If you look closely at the tape, you can see what adhesive melts and what does not, like the gummed tape I talked about earlier.
Be careful of the brown paper side that is slippery and a white adhesive.
You can rest assured if the fibers are visible in the brown part and are uneven.
Of course, for normal use, 100-yen shop is enough, right?
Choosing the right color gummed tape.
Another important factor in choosing gummed tape is color.
Brown is the most commonly available gummed tape, but black is often used in the sound industry.
That's because if the stage floor is black, it will stand out if it's brown or another color. The audience will think, "Wow, look at the gummed tape all over the place."
Many amplifiers and speakers are also black, so it's better to use a color that matches them.
However, for example, if the stage floor is made of wood, black is more noticeable than brown...
So it's a good idea to ask which color will be right at the meeting stage.

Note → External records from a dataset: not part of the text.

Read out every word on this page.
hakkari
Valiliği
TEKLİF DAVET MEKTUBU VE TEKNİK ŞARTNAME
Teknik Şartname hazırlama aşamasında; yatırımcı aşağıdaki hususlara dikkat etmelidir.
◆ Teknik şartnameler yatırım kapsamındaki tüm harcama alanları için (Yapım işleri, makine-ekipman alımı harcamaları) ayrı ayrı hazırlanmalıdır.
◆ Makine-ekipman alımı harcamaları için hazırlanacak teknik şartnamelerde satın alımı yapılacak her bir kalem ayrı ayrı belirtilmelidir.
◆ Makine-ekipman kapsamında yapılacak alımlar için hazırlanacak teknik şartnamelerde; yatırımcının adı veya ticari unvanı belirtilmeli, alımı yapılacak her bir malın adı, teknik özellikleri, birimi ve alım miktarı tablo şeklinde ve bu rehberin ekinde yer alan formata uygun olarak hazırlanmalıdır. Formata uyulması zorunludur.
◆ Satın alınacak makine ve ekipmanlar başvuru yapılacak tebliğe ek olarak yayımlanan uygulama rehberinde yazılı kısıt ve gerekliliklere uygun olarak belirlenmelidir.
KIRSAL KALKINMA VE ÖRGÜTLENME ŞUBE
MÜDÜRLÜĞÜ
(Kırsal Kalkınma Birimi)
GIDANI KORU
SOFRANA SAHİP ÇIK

As an aside, vinyl tape is also good if you only have standing position markers. Because the width is small, it doesn’t stand out. It's easy to peel off. And you can also use a translucent green, curing tape.
Changing the direction of a cable. Tips for using gummed tape
Finally, I would like to conclude this article with a few tips on using gummed tape.
When fixing the cable to the stage with gummed tape (maybe because there are many rectangular stages), for some reason, everyone wants to make the angle of the cable about 90 degrees according to the corner of the stage.
However, if you fix the cable at an acute angle for a long time like that, the core may be damaged.
Therefore, when fixing cables at the stage angle, if you put a rubber tape around it, the cable itself will keep a gentle curve even if you change the direction by 90 degrees or more.
This has become longer than expected again. Thank you to those who have stayed with us until the end.
If you have a chance to check my blog again, thank you. ‘Til then.